Solutions to Overmuch Client Timewait

Last updated: 2020-11-05 14:34:22


    When performing stress testing on CLB, you may encounter connection failures caused by too many client TIME-WAIT (all ports are occupied in short time). Below are reasons and solutions:

    Linux parameter description

    tcp_timestamps: whether to enable TCP timestamps. A timestamp is negotiated in TCP three-way handshake. If either party does not support this parameter, it will not be used in this connection.
    tcp_tw_recycle: whether to enable reuse of TCP TIME-WAIT state.
    tcp_tw_reuse: when enabled, connections in TIME_WAIT state that exceeds 1 second can be directly reused.

    Cause Analysis

    The client has too many TIME_WAIT because it proactively closes connections. When the client closes a connection, the connection will enter TIME_WAIT state and be reused after 60 seconds by default. In this case, you can enable tcp_tw_recycle and tcp_tw_reuse parameters to facilitate reuse of connections in TIME_WAIT state.
    If tcp_timestamps is currently disabled on CLB, tcp_tw_recycle and tcp_tw_reuse parameters enabled by the client will not take effect, and connections in TIME_WAIT state cannot be quickly reused. The following describes some Linux parameters and reasons why tcp_timestamps cannot be enabled on CLB:

    1. tcp_tw_recycle and tcp_tw_reuse only take effect when tcp_timestamps is enabled.

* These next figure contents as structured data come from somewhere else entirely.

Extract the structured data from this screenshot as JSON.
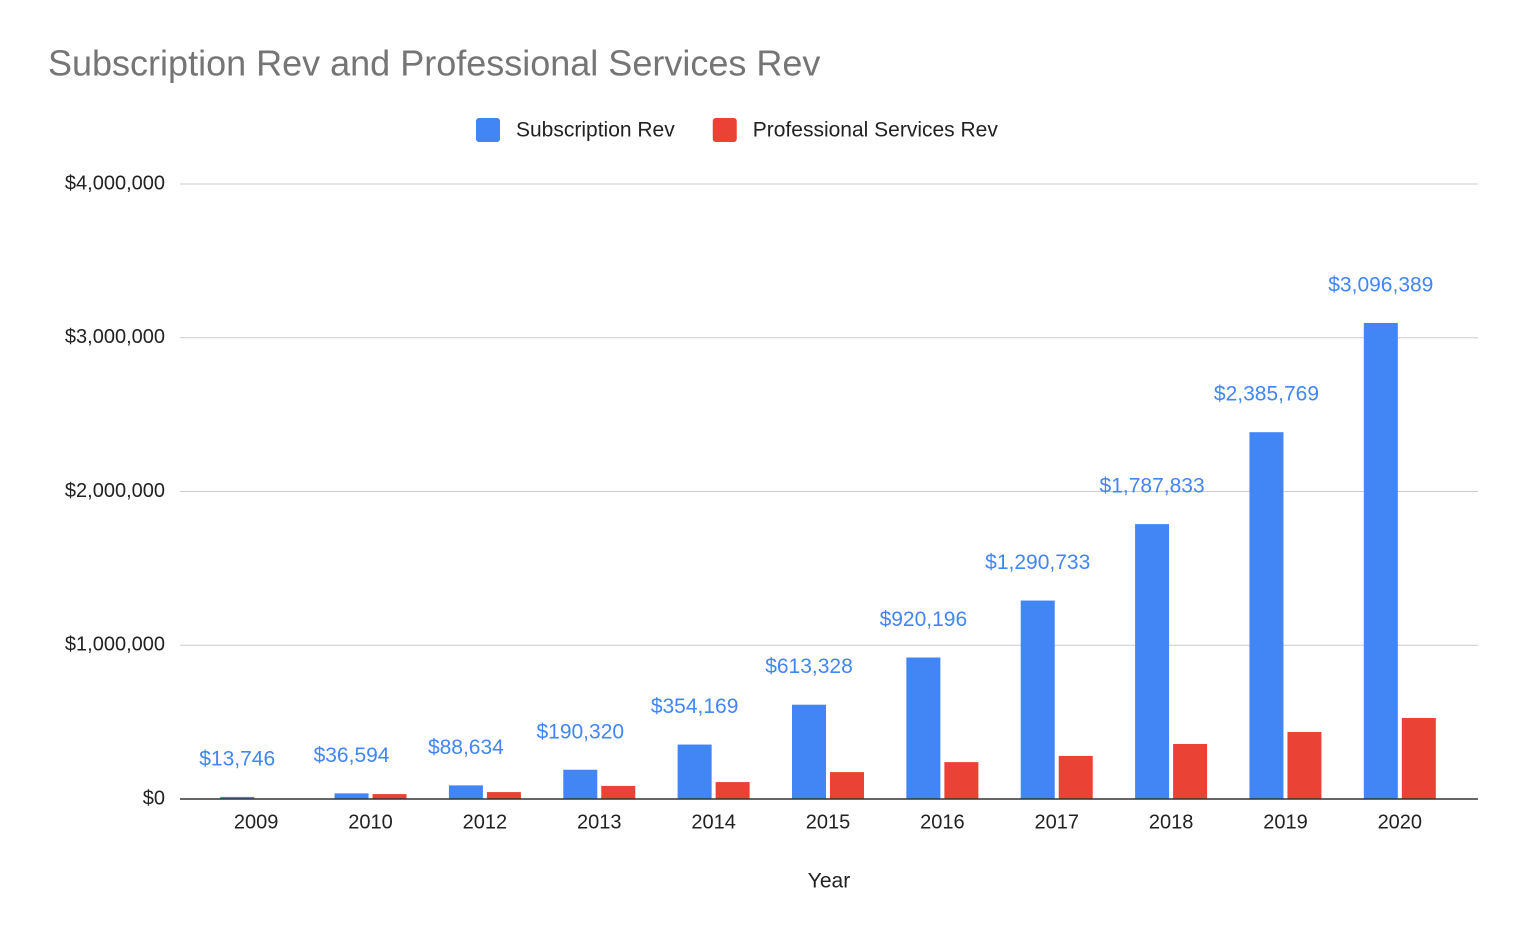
{
  "chart_data": {
    "type": "bar",
    "title": "Subscription Rev and Professional Services Rev",
    "x_label": "Year",
    "categories": [
      "2009",
      "2010",
      "2012",
      "2013",
      "2014",
      "2015",
      "2016",
      "2017",
      "2018",
      "2019",
      "2020"
    ],
    "series": [
      {
        "name": "Subscription Rev",
        "color": "#4285f4",
        "values": [
          13746,
          36594,
          88634,
          190320,
          354169,
          613328,
          920196,
          1290733,
          1787833,
          2385769,
          3096389
        ],
        "value_labels": [
          "$13,746",
          "$36,594",
          "$88,634",
          "$190,320",
          "$354,169",
          "$613,328",
          "$920,196",
          "$1,290,733",
          "$1,787,833",
          "$2,385,769",
          "$3,096,389"
        ]
      },
      {
        "name": "Professional Services Rev",
        "color": "#ea4335",
        "values": [
          0,
          32000,
          45000,
          85000,
          110000,
          175000,
          240000,
          280000,
          358000,
          436000,
          527000
        ]
      }
    ],
    "ylim": [
      0,
      4000000
    ],
    "yticks": [
      {
        "value": 0,
        "label": "$0"
      },
      {
        "value": 1000000,
        "label": "$1,000,000"
      },
      {
        "value": 2000000,
        "label": "$2,000,000"
      },
      {
        "value": 3000000,
        "label": "$3,000,000"
      },
      {
        "value": 4000000,
        "label": "$4,000,000"
      }
    ],
    "grid": true,
    "legend": "top"
  }
}
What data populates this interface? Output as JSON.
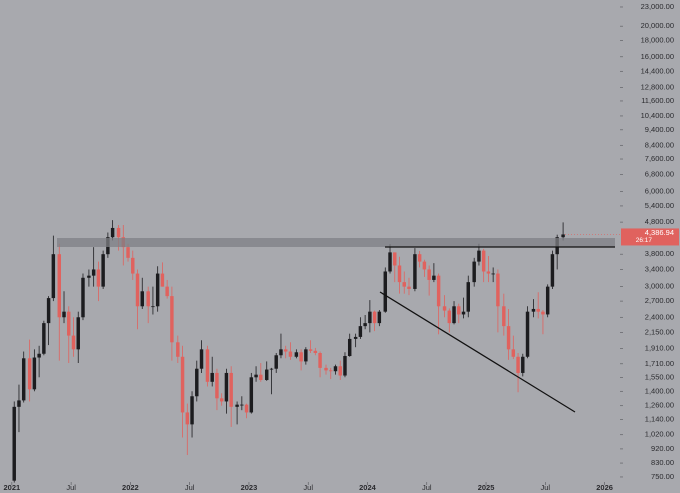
{
  "chart_data": {
    "type": "candlestick",
    "log_scale": true,
    "up_color": "#1c1c1f",
    "down_color": "#e0625e",
    "xlim": [
      2020.9,
      2026.13
    ],
    "xticks": [
      2021,
      {
        "value": 2021.5,
        "label": "Jul"
      },
      2022,
      {
        "value": 2022.5,
        "label": "Jul"
      },
      2023,
      {
        "value": 2023.5,
        "label": "Jul"
      },
      2024,
      {
        "value": 2024.5,
        "label": "Jul"
      },
      2025,
      {
        "value": 2025.5,
        "label": "Jul"
      },
      2026
    ],
    "ylim": [
      723,
      24200
    ],
    "yticks": [
      {
        "value": 23000,
        "label": "23,000.00"
      },
      {
        "value": 20000,
        "label": "20,000.00"
      },
      {
        "value": 18000,
        "label": "18,000.00"
      },
      {
        "value": 16000,
        "label": "16,000.00"
      },
      {
        "value": 14400,
        "label": "14,400.00"
      },
      {
        "value": 12800,
        "label": "12,800.00"
      },
      {
        "value": 11600,
        "label": "11,600.00"
      },
      {
        "value": 10400,
        "label": "10,400.00"
      },
      {
        "value": 9400,
        "label": "9,400.00"
      },
      {
        "value": 8400,
        "label": "8,400.00"
      },
      {
        "value": 7600,
        "label": "7,600.00"
      },
      {
        "value": 6800,
        "label": "6,800.00"
      },
      {
        "value": 6000,
        "label": "6,000.00"
      },
      {
        "value": 5400,
        "label": "5,400.00"
      },
      {
        "value": 4800,
        "label": "4,800.00"
      },
      {
        "value": 3800,
        "label": "3,800.00"
      },
      {
        "value": 3400,
        "label": "3,400.00"
      },
      {
        "value": 3000,
        "label": "3,000.00"
      },
      {
        "value": 2700,
        "label": "2,700.00"
      },
      {
        "value": 2400,
        "label": "2,400.00"
      },
      {
        "value": 2150,
        "label": "2,150.00"
      },
      {
        "value": 1910,
        "label": "1,910.00"
      },
      {
        "value": 1710,
        "label": "1,710.00"
      },
      {
        "value": 1550,
        "label": "1,550.00"
      },
      {
        "value": 1400,
        "label": "1,400.00"
      },
      {
        "value": 1260,
        "label": "1,260.00"
      },
      {
        "value": 1140,
        "label": "1,140.00"
      },
      {
        "value": 1020,
        "label": "1,020.00"
      },
      {
        "value": 920,
        "label": "920.00"
      },
      {
        "value": 830,
        "label": "830.00"
      },
      {
        "value": 750,
        "label": "750.00"
      }
    ],
    "last_price": {
      "value": 4386.94,
      "label": "4,386.94"
    },
    "countdown": "26:17",
    "x": [
      2021.02,
      2021.06,
      2021.1,
      2021.15,
      2021.19,
      2021.23,
      2021.27,
      2021.31,
      2021.35,
      2021.4,
      2021.44,
      2021.48,
      2021.52,
      2021.56,
      2021.6,
      2021.65,
      2021.69,
      2021.73,
      2021.77,
      2021.81,
      2021.85,
      2021.9,
      2021.94,
      2021.98,
      2022.02,
      2022.06,
      2022.1,
      2022.15,
      2022.19,
      2022.23,
      2022.27,
      2022.31,
      2022.35,
      2022.4,
      2022.44,
      2022.48,
      2022.52,
      2022.56,
      2022.6,
      2022.65,
      2022.69,
      2022.73,
      2022.77,
      2022.81,
      2022.85,
      2022.9,
      2022.94,
      2022.98,
      2023.02,
      2023.06,
      2023.1,
      2023.15,
      2023.19,
      2023.23,
      2023.27,
      2023.31,
      2023.35,
      2023.4,
      2023.44,
      2023.48,
      2023.52,
      2023.56,
      2023.6,
      2023.65,
      2023.69,
      2023.73,
      2023.77,
      2023.81,
      2023.85,
      2023.9,
      2023.94,
      2023.98,
      2024.02,
      2024.06,
      2024.1,
      2024.15,
      2024.19,
      2024.23,
      2024.27,
      2024.31,
      2024.35,
      2024.4,
      2024.44,
      2024.48,
      2024.52,
      2024.56,
      2024.6,
      2024.65,
      2024.69,
      2024.73,
      2024.77,
      2024.81,
      2024.85,
      2024.9,
      2024.94,
      2024.98,
      2025.02,
      2025.06,
      2025.1,
      2025.15,
      2025.19,
      2025.23,
      2025.27,
      2025.31,
      2025.35,
      2025.4,
      2025.44,
      2025.48,
      2025.52,
      2025.56,
      2025.6,
      2025.65
    ],
    "open": [
      730,
      1250,
      1310,
      1780,
      1420,
      1790,
      1840,
      2300,
      2760,
      3800,
      2400,
      2500,
      2100,
      1900,
      2400,
      3200,
      3250,
      3400,
      3000,
      3800,
      4300,
      4600,
      4300,
      4000,
      3700,
      3300,
      2600,
      2900,
      2600,
      2600,
      3300,
      3000,
      2800,
      2000,
      1800,
      1200,
      1100,
      1350,
      1650,
      1900,
      1500,
      1600,
      1330,
      1300,
      1600,
      1250,
      1270,
      1270,
      1200,
      1550,
      1580,
      1520,
      1640,
      1650,
      1820,
      1900,
      1870,
      1800,
      1860,
      1740,
      1900,
      1880,
      1850,
      1660,
      1630,
      1620,
      1680,
      1570,
      1810,
      2050,
      2080,
      2250,
      2300,
      2500,
      2300,
      2500,
      3350,
      3850,
      3500,
      3100,
      3000,
      2950,
      3800,
      3600,
      3400,
      3150,
      3250,
      2600,
      2520,
      2300,
      2600,
      2450,
      2500,
      3100,
      3600,
      3900,
      3350,
      3300,
      3300,
      2600,
      2250,
      1900,
      1800,
      1600,
      1800,
      2500,
      2550,
      2500,
      2450,
      3000,
      3800,
      4300
    ],
    "high": [
      1300,
      1470,
      1870,
      2040,
      1900,
      1950,
      2340,
      2800,
      4350,
      4100,
      2900,
      2600,
      2400,
      2500,
      3300,
      3400,
      4000,
      3600,
      3900,
      4450,
      4870,
      4700,
      4700,
      4100,
      3900,
      3400,
      3200,
      3000,
      3000,
      3480,
      3580,
      3150,
      3000,
      2100,
      1950,
      1280,
      1400,
      1750,
      2030,
      1950,
      1800,
      1650,
      1380,
      1650,
      1680,
      1300,
      1350,
      1280,
      1600,
      1680,
      1720,
      1740,
      1660,
      1850,
      2130,
      1950,
      2000,
      1900,
      1900,
      1930,
      2030,
      1920,
      1870,
      1700,
      1660,
      1700,
      1750,
      1860,
      2130,
      2130,
      2400,
      2440,
      2720,
      2520,
      2530,
      3450,
      4090,
      3720,
      3730,
      3350,
      3200,
      3970,
      3890,
      3650,
      3500,
      3560,
      3300,
      2820,
      2560,
      2700,
      2650,
      2770,
      3250,
      3700,
      4100,
      3950,
      3750,
      3450,
      3400,
      2850,
      2550,
      2100,
      1850,
      1840,
      2600,
      2740,
      2880,
      2530,
      3050,
      3900,
      4380,
      4790
    ],
    "low": [
      720,
      1040,
      1290,
      1300,
      1400,
      1550,
      1820,
      1960,
      2700,
      1750,
      2300,
      1720,
      1800,
      1720,
      2350,
      3000,
      3000,
      2700,
      2950,
      3700,
      4200,
      3900,
      3500,
      3600,
      3150,
      2200,
      2550,
      2300,
      2450,
      2500,
      3000,
      2750,
      1750,
      1720,
      1000,
      880,
      1000,
      1300,
      1600,
      1450,
      1450,
      1220,
      1260,
      1190,
      1080,
      1100,
      1220,
      1150,
      1190,
      1500,
      1500,
      1510,
      1370,
      1600,
      1780,
      1780,
      1760,
      1780,
      1630,
      1700,
      1850,
      1820,
      1550,
      1580,
      1530,
      1580,
      1520,
      1550,
      1800,
      1930,
      2050,
      2200,
      2150,
      2170,
      2250,
      2480,
      3300,
      3100,
      2850,
      2850,
      2820,
      2900,
      3450,
      3220,
      2810,
      3100,
      2120,
      2400,
      2150,
      2280,
      2300,
      2380,
      2400,
      3000,
      3500,
      3100,
      3100,
      3100,
      2150,
      2100,
      1760,
      1770,
      1390,
      1560,
      1780,
      2400,
      2380,
      2120,
      2400,
      2950,
      3400,
      4200
    ],
    "close": [
      1250,
      1310,
      1780,
      1420,
      1790,
      1840,
      2300,
      2760,
      3800,
      2400,
      2500,
      2100,
      1900,
      2400,
      3200,
      3250,
      3400,
      3000,
      3800,
      4300,
      4600,
      4300,
      4000,
      3700,
      3300,
      2600,
      2900,
      2600,
      2600,
      3300,
      3000,
      2800,
      2000,
      1800,
      1200,
      1100,
      1350,
      1650,
      1900,
      1500,
      1600,
      1330,
      1300,
      1600,
      1250,
      1270,
      1270,
      1200,
      1550,
      1580,
      1520,
      1640,
      1650,
      1820,
      1900,
      1870,
      1800,
      1860,
      1740,
      1900,
      1880,
      1850,
      1660,
      1630,
      1620,
      1680,
      1570,
      1810,
      2050,
      2080,
      2250,
      2300,
      2500,
      2300,
      2500,
      3350,
      3850,
      3500,
      3100,
      3000,
      2950,
      3800,
      3600,
      3400,
      3150,
      3250,
      2600,
      2520,
      2300,
      2600,
      2450,
      2500,
      3100,
      3600,
      3900,
      3350,
      3300,
      3300,
      2600,
      2250,
      1900,
      1800,
      1600,
      1800,
      2500,
      2550,
      2500,
      2450,
      3000,
      3800,
      4300,
      4386.94
    ]
  }
}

    2. tcp_timestamps and tcp_tw_recycle cannot be enabled at the same time, because the public network client may fail to access the server through the NAT gateway. The reasons are as follows:

    If both tcp_tw_recycle and tcp_timestamps are enabled, timestamp in the socket connect requests of the same source IP (same server) must be incremental within 60 seconds. Taking 2.6.32 kernel as an example, the details are as follows:

    tmp_opt.saw_tstamp: this socket supports tcp_timestamp
    sysctl_tw_recycle: tcp_tw_recycle has been enabled for this server
    TCP_PAWS_MSL: 60s; the last TCP communication of the source IP occurred within 60 seconds
    TCP_PAWS_WINDOW: 1; the timestamp of the last TCP communication of the source IP is greater than that of this TCP communication

    1. On CLB (Layer-7), tcp_timestamps is disabled because the public network client may fail to access the server through the NAT gateway, as shown in the example below:

    a. A quintuple is still in TIME_WAIT state. In the port allocation policy of the NAT gateway, the same quintuple is reused in twice the maximum segment lifetime (2MSL), and an SYN packet is sent.

    b. When tcp_timestamps is enabled and the following two conditions are met, the SYN packet will be dropped (because timestamp option is enabled, and the packet is considered as old).
    i. Timestamp of last time > Timestamp of this time
    ii. Packets are received within 24 days (the timestamp field is 32-bit and the timestamp is updated once per 1 millisecond by default in Linux. The timestamp will wrap around after 24 days).
    Note: This problem is more obvious on mobile devices because clients share limited public network IPs under the ISP's NAT gateway and a quintuple can be reused in 2MSL. The timestamps sent from different clients may not be incremental.
    Taking 2.6.32 kernel as an example, the details are as follows:

    rx_opt->ts_recent: timestamp of last time
    rx_opt->rcv_tsval: timestamp received in this time
    get_seconds(): current time
    rx_opt->ts_recent_stamp: time when the previous packet was received


    If the client has too many TIME_WAIT, see below for solutions:

    1. HTTP uses non-persistent connections (Connection: close). In this case, CLB proactively closes the connection, and the client will not generate TIME_WAIT.

    2. If the scenario requires a persistent connection, enable SO_LINGER option of the socket and use RST to close the connection to avoid the TIME_WAIT state and achieve fast port reuse.